You need a serious ground. As in hulking big copper cable to a long ground rod. Grounding to a pipe is no longer allowed; there might be plastic pipe somewhere in the system, either now or in the future.

The next stage is a "central office protector". This is a gas tube with three terminals - both sides of the line, and ground. So it's an enclosed spark gap in an inert gas. An overvoltage will ionize the gas and short it to ground. Telco central offices have one of those on each line. They're plug-in devices that sometimes have to be replaced.

There's a lot of obviously fake stuff on eBay and Amazon in this area. 2D logos superimposed on curved surfaces, even. There's a standard, UL 497B. If it doesn't have that certification, don't buy.

[1] https://www.polyphaser.com/search?Category=Data+Surge+Protec...

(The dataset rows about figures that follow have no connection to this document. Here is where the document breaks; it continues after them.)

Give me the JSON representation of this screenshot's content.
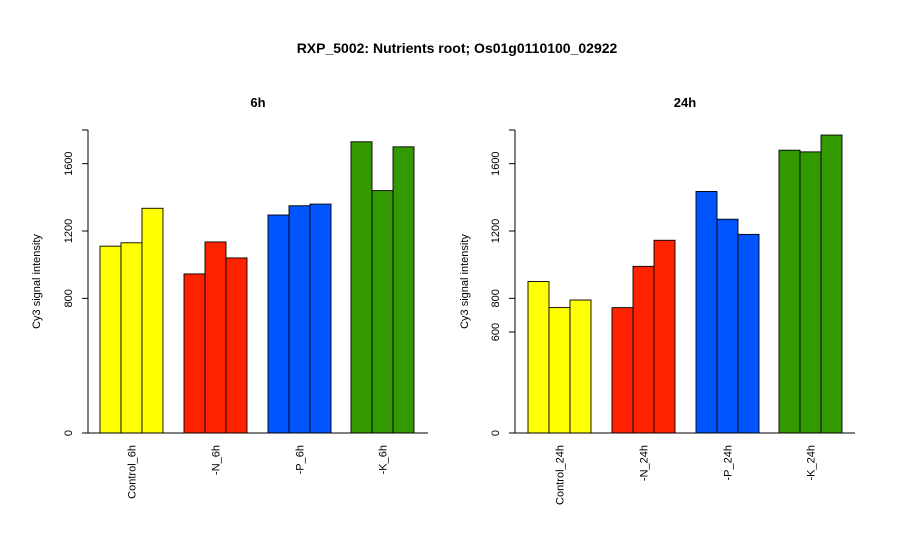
{
  "title": "RXP_5002: Nutrients root; Os01g0110100_02922",
  "chart_data": [
    {
      "type": "bar",
      "title": "6h",
      "ylabel": "Cy3 signal intensity",
      "ylim": [
        0,
        1800
      ],
      "yticks": [
        0,
        800,
        1200,
        1600
      ],
      "groups": [
        {
          "label": "Control_6h",
          "color": "#ffff00",
          "values": [
            1110,
            1130,
            1335
          ]
        },
        {
          "label": "-N_6h",
          "color": "#ff2200",
          "values": [
            945,
            1135,
            1040
          ]
        },
        {
          "label": "-P_6h",
          "color": "#0055ff",
          "values": [
            1295,
            1350,
            1360
          ]
        },
        {
          "label": "-K_6h",
          "color": "#339900",
          "values": [
            1730,
            1440,
            1700
          ]
        }
      ]
    },
    {
      "type": "bar",
      "title": "24h",
      "ylabel": "Cy3 signal intensity",
      "ylim": [
        0,
        1800
      ],
      "yticks": [
        0,
        600,
        800,
        1200,
        1600
      ],
      "groups": [
        {
          "label": "Control_24h",
          "color": "#ffff00",
          "values": [
            900,
            745,
            790
          ]
        },
        {
          "label": "-N_24h",
          "color": "#ff2200",
          "values": [
            745,
            990,
            1145
          ]
        },
        {
          "label": "-P_24h",
          "color": "#0055ff",
          "values": [
            1435,
            1270,
            1180
          ]
        },
        {
          "label": "-K_24h",
          "color": "#339900",
          "values": [
            1680,
            1670,
            1770
          ]
        }
      ]
    }
  ]
}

[1] http://www.arrl.org/lightning-protection

Well, Howdy!

I'm a licensed radio amateur since 1996, I've spent about 20 years working in the cellular/telecom/two way radio industry, and I've done Motorola R56 inspections (as well as other proprietary grounding standards).

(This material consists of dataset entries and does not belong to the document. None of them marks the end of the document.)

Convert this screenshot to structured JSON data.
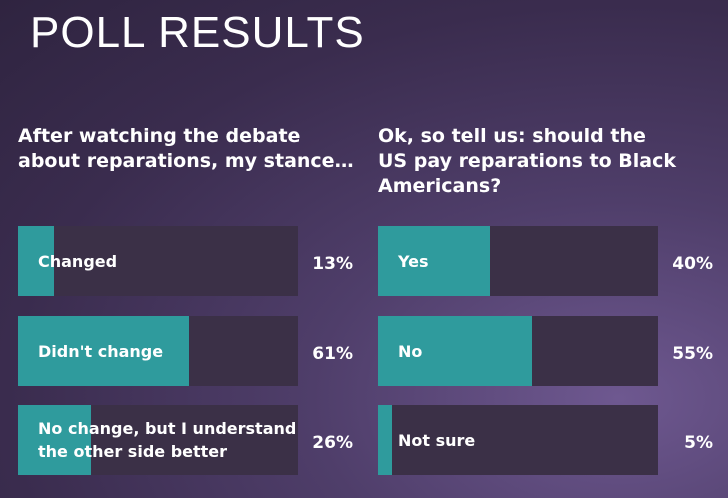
{
  "title": "POLL RESULTS",
  "chart_data": [
    {
      "type": "bar",
      "title": [
        "After watching the debate",
        "about reparations, my stance…"
      ],
      "categories": [
        "Changed",
        "Didn't change",
        "No change, but I understand the other side better"
      ],
      "values": [
        13,
        61,
        26
      ],
      "value_labels": [
        "13%",
        "61%",
        "26%"
      ],
      "color": "#2f9b9d",
      "xlim": [
        0,
        100
      ]
    },
    {
      "type": "bar",
      "title": [
        "Ok, so tell us: should the",
        "US pay reparations to Black",
        "Americans?"
      ],
      "categories": [
        "Yes",
        "No",
        "Not sure"
      ],
      "values": [
        40,
        55,
        5
      ],
      "value_labels": [
        "40%",
        "55%",
        "5%"
      ],
      "color": "#2f9b9d",
      "xlim": [
        0,
        100
      ]
    }
  ]
}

I respectfully disagree, a direct lightning strike almost certainly will take out gear at a cell site, even when properly grounded. Similarly a direct strike to telco cable will certainly fuse the 16-20ga wire in the cable itself at the first point its near a ground. Carbons, Glass Tubes, and other similar hardware will protect you in the event of a nearby strike (like to a lightning rod on a tower, or building) - but wont save you if the infrastructure is struck itself.

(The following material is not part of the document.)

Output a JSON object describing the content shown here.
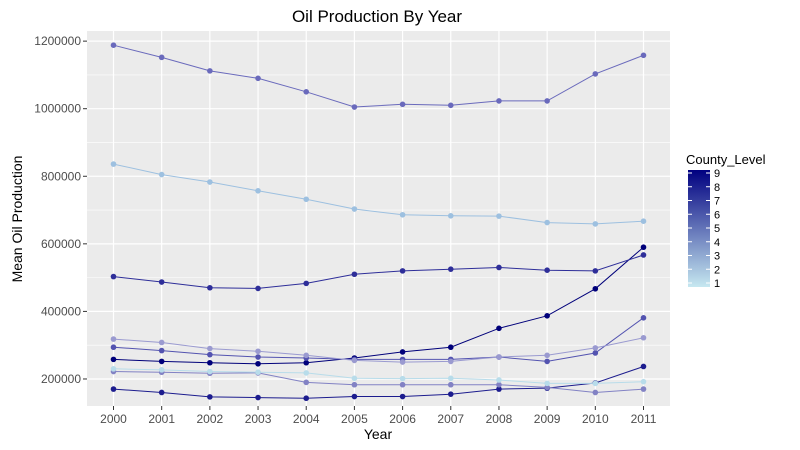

Generally the point of lightning protection systems is to well ground the tower, to draw the lightening away - so the tower and grounding system can protect the equipment - that isn't a direct strike by what I'm saying here - a direct strike would be if it struck the antenna itself.

Thats the perspective I have from cleaning up from strikes at well grounded and protected tower sites.

Yes, few antennas really need to remain operational against direct hits. Nor do they usually need to be the highest thing on the tower.

Data cables aren't usually up that high, fortunately. Power cables, though, are. In some areas high tension towers carry a ground wire between the peaks of the towers for lightning protection. It's impressive to see those systems take repeated direct hits without the lights even flickering. I've seen that in Florida.

Worst case is probably is an AM broadcast station where the tower is isolated from the ground at the base. WSM in Nashville TN is like that. They had a pipe ground vaporized and windows blown out in a lightning strike in December 2019. They lost the tower lighting and some transmission components were damaged, but they apparently stayed on the air.

The Empire State Building takes about 25 lightning hits a year. I wonder what their lightning protection looks like.

Clearly you have never seen a phone line fried by a direct lightning strike before: the cable vaporizes and blows up the ground over top of it. Direct strikes are rare enough that most people will never see them. On overhead lines the neutral and communications strand are grounded and will take most of the strike over the twisted pair communications cable. Underground cables have some benefits by being in non-conductive conduit, but none of that matters if it's a direct strike. All insulators will break down in a strong enough electric field.

There's also the issue of ground bounce. A lightning strike near a house will feed back into the telecommunications and power equipment via the ground rod/plate. I've had experience with plenty of modems getting fried over the years. Some places are just lightning magnets.